MENGIDAP penyakit diabetes mellitus bukanlah berarti kiamat dalam kehidupan Anda. Meskipun tidak dapat sembuh, penderita diabetes (diabetesi ) sebenarnya tetap dapat menikmati hidup secara normal termasuk mengonsumsi berbagai jenis makanan, kendati harus disesuaikan kebutuhan kalori.

Menurut Prof. Slamet Suryono MD, Ketua Pusat Penelitian Diabetes dan Lemak RSCM/FKUI, dahulu sempat berkembang mitos bahwa hidup dengan penyakit diabetes merupakan suatu penderitaan yang menyiksa.

Penderita biasanya harus menjalani diet ketat dengan pantangan makanan manis. Gula dan bumbu pada makanan juga dihindari, sehingga kerap kali menu untuk diabetesi sering berbeda. Mitos-mitos tersebut, kata Prof Slamet, tidaklah berlaku karena penderita diabetes sebenarnya dapat mengonsumsi makanan apapun, kendati porsinya harus tetap diperhatikan.

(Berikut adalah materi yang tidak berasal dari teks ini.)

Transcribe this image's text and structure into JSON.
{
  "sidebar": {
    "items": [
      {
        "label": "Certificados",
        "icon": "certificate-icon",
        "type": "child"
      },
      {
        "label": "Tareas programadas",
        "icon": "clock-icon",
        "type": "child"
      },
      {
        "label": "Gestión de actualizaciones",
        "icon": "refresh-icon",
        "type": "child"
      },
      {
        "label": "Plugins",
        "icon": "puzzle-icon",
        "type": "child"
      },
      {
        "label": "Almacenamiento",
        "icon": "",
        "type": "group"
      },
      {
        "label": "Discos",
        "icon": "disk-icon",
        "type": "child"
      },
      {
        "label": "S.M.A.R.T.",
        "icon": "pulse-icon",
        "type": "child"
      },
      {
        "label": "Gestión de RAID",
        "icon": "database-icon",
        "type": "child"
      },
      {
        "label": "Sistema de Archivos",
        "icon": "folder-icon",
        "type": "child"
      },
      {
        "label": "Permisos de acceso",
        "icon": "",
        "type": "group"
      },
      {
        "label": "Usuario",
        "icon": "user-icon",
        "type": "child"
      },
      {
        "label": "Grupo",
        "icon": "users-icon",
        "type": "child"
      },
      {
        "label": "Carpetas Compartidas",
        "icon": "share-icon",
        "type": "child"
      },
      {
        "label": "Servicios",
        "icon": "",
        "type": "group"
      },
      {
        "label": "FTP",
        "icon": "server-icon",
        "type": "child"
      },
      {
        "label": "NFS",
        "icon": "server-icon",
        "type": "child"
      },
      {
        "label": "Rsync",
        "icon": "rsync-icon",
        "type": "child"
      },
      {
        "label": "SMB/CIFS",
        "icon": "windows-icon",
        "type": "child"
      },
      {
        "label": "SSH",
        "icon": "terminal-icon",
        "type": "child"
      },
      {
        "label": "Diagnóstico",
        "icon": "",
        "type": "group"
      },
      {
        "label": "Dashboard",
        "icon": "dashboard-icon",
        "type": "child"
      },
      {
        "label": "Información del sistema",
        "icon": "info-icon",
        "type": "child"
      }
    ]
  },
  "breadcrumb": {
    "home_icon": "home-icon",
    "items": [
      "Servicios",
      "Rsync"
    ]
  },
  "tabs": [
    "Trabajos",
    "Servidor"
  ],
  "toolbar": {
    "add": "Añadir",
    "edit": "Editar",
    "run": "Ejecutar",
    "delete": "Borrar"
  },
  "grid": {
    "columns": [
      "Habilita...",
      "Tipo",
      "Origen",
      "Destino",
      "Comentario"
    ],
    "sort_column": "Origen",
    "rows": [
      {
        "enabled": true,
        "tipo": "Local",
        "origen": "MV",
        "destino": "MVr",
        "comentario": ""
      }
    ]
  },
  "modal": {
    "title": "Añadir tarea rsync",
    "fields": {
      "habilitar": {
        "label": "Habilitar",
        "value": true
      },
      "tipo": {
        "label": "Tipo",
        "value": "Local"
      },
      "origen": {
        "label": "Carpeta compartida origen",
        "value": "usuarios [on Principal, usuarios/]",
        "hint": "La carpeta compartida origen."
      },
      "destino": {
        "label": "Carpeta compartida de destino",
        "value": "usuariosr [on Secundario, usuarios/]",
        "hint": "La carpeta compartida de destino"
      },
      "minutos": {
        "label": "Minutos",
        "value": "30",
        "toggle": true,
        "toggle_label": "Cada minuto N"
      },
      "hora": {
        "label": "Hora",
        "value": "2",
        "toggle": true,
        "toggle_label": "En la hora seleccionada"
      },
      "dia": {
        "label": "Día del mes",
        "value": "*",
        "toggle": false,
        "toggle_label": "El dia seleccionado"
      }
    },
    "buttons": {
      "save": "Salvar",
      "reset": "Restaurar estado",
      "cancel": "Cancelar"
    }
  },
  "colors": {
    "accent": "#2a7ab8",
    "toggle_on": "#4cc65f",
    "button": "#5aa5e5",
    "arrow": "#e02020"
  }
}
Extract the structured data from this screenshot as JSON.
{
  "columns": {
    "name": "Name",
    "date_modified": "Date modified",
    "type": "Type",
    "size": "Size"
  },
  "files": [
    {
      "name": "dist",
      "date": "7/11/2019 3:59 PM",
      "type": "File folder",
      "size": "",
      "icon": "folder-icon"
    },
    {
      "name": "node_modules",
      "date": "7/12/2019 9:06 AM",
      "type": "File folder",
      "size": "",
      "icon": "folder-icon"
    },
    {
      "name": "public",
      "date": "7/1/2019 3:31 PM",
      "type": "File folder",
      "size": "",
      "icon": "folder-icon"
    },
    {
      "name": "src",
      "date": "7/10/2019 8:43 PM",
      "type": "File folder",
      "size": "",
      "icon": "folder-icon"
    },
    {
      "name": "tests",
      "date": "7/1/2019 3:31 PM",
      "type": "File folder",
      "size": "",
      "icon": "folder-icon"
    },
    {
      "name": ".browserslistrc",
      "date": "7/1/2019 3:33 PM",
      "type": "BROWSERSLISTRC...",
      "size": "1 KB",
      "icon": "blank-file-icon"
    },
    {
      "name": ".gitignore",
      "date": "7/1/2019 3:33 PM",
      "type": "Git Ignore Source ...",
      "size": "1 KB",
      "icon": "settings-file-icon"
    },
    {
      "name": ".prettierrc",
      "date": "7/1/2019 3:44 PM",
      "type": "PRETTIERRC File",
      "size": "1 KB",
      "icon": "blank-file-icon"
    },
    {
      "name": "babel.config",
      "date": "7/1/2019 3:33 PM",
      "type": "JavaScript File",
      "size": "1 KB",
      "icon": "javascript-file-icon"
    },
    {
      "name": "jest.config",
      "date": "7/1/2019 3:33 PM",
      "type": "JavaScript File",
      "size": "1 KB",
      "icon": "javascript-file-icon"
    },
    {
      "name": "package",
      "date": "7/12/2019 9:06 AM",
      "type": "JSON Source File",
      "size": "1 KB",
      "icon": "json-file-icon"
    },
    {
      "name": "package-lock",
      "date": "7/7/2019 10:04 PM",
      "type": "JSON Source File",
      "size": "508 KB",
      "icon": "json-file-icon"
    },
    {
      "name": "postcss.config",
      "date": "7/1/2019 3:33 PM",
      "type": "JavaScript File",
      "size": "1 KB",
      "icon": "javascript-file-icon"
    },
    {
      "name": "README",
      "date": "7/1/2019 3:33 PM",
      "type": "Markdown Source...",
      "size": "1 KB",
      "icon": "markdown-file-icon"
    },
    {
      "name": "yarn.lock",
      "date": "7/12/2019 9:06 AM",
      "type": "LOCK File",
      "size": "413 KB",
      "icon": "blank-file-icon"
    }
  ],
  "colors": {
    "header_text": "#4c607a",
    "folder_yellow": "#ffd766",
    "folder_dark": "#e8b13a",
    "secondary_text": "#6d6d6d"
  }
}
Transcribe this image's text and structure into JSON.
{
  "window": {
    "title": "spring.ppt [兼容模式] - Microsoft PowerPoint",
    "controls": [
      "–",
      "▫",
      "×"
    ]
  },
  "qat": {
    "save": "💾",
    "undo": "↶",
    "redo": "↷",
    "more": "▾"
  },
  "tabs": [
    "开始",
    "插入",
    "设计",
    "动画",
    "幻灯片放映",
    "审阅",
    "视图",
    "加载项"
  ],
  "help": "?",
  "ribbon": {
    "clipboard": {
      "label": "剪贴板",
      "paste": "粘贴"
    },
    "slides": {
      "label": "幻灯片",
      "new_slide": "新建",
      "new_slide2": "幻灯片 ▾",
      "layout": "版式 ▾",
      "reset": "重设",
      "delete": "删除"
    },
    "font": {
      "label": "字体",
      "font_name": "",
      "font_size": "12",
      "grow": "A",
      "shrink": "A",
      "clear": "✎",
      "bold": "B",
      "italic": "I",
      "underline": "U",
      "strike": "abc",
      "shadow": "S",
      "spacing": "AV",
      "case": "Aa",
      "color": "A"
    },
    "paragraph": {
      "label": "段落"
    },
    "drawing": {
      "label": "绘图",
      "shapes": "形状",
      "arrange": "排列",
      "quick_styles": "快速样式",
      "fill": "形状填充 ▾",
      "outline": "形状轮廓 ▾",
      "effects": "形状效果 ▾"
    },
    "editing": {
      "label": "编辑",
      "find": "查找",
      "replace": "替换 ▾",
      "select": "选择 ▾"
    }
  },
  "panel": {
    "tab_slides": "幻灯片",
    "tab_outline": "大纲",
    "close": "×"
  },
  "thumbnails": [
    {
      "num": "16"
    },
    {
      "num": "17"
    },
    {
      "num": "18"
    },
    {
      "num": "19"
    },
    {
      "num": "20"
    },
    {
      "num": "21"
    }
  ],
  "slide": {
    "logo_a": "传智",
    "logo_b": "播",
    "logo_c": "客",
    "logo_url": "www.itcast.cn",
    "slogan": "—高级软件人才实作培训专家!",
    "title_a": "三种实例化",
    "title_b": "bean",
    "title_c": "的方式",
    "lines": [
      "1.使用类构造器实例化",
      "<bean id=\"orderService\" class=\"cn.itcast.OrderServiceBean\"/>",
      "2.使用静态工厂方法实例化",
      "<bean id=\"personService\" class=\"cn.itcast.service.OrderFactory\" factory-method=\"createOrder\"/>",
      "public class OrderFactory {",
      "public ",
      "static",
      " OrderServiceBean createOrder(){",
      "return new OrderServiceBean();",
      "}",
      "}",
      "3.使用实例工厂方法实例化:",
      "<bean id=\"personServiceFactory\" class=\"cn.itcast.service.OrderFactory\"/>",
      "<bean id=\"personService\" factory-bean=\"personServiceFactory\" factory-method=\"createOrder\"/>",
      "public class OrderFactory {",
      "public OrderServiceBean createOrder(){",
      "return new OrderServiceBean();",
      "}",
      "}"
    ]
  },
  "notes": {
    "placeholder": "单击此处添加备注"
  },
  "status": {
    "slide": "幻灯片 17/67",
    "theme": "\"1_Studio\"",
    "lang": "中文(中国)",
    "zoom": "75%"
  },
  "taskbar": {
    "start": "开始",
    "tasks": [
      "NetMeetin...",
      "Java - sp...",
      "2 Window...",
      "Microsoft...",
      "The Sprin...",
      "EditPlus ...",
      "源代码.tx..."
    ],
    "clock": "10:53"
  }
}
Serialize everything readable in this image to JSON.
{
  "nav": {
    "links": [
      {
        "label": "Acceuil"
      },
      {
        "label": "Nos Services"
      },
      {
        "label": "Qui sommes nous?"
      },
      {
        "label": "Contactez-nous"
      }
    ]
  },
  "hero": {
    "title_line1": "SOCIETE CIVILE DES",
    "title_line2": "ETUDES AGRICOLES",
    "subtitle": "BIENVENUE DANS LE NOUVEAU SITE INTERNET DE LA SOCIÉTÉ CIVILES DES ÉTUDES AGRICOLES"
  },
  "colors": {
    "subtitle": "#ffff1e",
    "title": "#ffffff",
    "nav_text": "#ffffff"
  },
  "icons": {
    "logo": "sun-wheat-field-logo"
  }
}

"Dulu, ada mitos diabetesi tak boleh makan enak. Harus makan kentang, tak boleh menyentuh gula, makan terpisah dari keluarga. Tidak demikian lagi sekarang, semua dibolehkan tetapi dengan takaran tertentu," ungkap Prof. Slamet.



Pada prinsipnya, lanjut mantan Presiden Federasi Perkumpulan Endokrinologi ASEAN ini, pengidap diabetes dapat hidup normal asalkan mau menjalani empat modalitas utama yang tak dapat dipisahkan. Empat modalitas tersebut adalah mengikuti penyuluhan agar paham dan mandiri mengatasi diabetes, mengatur pola makan, melakukan olahraga teratur dan terapi obat-obatan.

Seorang diabetesi, ujar Prof Slamet, bahkan sebenarnya tidak memerlukan obat-obatan bila ia mampu disiplin memantau kadar gula darahnya dan mengontrol melalui pengaturan makan dan olahraga teratur.

"Obat-obatan itu adalah modalitas yang terakhir. Baru diperlukan bila gagal dengan pengaturan makan dan olahraga. Yang harus diingat pula, obat-obatan tidak untuk menggantikan pengaturan makanan dan olahraga teratur," ujar Prof Slamet.

Ia meyakinkan, bila dilakukan secara disiplin, benar dan teratur, upaya diet dan olahraga saja sebenarnya sudah mampu menurunkan kadar gula darah secara signifikan pada penderita diabetes.

"Pokoknya bila diet dan olahraga dilakukan secara ketat dan baik, gula darah pasien akan menurun dalam dua minggu. Dalam dua pekan sudah kelihatan, lebih lama lagi lebih baik. Jadi yang diperlukan adalah konsistensi," tegasnya.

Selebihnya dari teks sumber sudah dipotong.